When retail research house IHL published its report in June on retail inventory losses — which is simply a combination of overstocks and out-of-stocks — it estimated an industrywide loss of $1.1 trillion. The problem is that IHL is not limiting itself to traditional metrics.
For example, IHL President Greg Buzek described a recent incident in which he went to a consumer electronics chain store, prepared to purchase more than $1,000 worth of products. The store inventory showed that the item and the desired accessories were all in stock at that store, but associates spent almost a half-hour searching and couldn't find them. Sale lost by that chain, sale won by Amazon.
"In consumer electronics, one in three customers leaves without buying something that they intended to buy," he said.
Was that necessarily an understock issue? Was the inventory display an error? Were the associates not looking in the right place? Had the product been misplaced by a customer in an aisle where no one would have any reason to look? Is it on the floor in the backroom somewhere? Had it been shoplifted three days ago?
IT would argue that until those questions are answered, until it's been determined what was really going on, one can't attribute it to inventory issues. Buzek counters that any time a sale can't be completed when the systems it should be complete-able, that's an inventory issue.
It's an interesting perspective. All would agree that an inability to make a sale — when both the customer and the associate want the sale at that price to happen — is a big problem. But is labeling it an inventory issue helpful?
IHL throws a lot of different issues into its inventory calculations, including revenue lost due to missed sales and "excess discounts" forced by overstock situations.
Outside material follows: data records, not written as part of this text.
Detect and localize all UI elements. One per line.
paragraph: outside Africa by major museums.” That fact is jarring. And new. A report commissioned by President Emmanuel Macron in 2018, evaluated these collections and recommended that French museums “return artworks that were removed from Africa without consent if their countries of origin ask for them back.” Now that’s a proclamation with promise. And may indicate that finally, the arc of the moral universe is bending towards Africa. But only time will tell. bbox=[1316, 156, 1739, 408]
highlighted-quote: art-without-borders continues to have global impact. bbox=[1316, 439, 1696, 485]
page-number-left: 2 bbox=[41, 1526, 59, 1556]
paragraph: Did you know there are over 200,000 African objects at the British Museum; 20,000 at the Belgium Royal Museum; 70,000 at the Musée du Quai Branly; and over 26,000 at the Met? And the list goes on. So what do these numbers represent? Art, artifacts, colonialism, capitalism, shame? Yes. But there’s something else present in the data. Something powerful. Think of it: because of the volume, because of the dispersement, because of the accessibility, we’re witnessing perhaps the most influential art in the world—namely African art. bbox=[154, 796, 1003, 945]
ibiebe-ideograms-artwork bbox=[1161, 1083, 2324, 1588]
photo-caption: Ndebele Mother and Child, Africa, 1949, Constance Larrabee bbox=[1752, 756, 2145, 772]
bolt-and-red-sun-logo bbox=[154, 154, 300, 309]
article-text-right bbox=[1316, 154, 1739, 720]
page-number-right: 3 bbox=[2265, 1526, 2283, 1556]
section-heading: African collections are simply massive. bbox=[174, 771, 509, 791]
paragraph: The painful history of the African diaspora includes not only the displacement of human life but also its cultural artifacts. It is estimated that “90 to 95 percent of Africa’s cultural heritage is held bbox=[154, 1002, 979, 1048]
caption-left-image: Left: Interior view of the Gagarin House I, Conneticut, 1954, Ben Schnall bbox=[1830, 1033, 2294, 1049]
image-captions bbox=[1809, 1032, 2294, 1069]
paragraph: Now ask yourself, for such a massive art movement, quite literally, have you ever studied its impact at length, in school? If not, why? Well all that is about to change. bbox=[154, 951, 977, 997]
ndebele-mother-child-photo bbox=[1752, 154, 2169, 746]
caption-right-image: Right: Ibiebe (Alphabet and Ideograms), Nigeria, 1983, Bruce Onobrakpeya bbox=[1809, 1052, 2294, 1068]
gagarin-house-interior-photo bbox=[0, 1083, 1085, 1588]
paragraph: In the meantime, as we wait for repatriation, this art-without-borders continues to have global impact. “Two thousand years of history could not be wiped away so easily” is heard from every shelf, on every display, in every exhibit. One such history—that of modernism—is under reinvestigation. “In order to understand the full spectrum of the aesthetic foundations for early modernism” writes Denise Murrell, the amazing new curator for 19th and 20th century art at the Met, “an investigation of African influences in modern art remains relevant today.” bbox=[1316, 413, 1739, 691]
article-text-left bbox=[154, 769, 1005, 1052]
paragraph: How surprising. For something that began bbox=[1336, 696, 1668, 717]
But the report also factors in losses from rival price matching, "marketing not aligned with merchandising," losses due to inadequate associate training, vendor interactions, food spoilage, empty shelves and shoplifting.
Even shoplifting has two components: visible and invisible. Visible thefts are ones the stores know about. Invisible thefts are ones the store has yet to find. Those are more expensive, as it costs labor looking for a product that it couldn't possibly find. Hence, the longer thefts go undetected, the more money that invisible thefts cost.
The report put the worldwide losses due to overstocks at $471.9 billion and the losses due to out-of-stocks at $634.1 billion.
Some of the problems, Buzek said, are the psychological hesitations that often contaminate forecasts. "Retailers are so concerned with having too much inventory that they don't buy enough," he said. "It's the difference between the inventory system and what the reality of the store is."
But the most serious reality, Buzek said, is that the average retail chain in the IHL survey reported doing full stock counting only once a year — and that the count was typically off by as much as 25%. "They’ve got to do it at least quarterly and ideally monthly. The problem is the cost," he said.
The most obvious response to the counting part of the inventory problem is item-level RFID, something along the lines of what Tesco is investigating. But item-level RFID thinking is still the exception today. "A lot of people quite frankly have only looked at RFID as a supply chain component and not as an every-item component," Buzek said.
One issue is that the non-counting parts of the inventory problem mostly deal with forecasting — and today's torrent of data points coming from mobile, wearables and e-commerce have the potential to improve forecasting. Retailers get real-time stats about what is being explored and what is being discussed on social media. How many factor that into inventory decisions? Not nearly enough.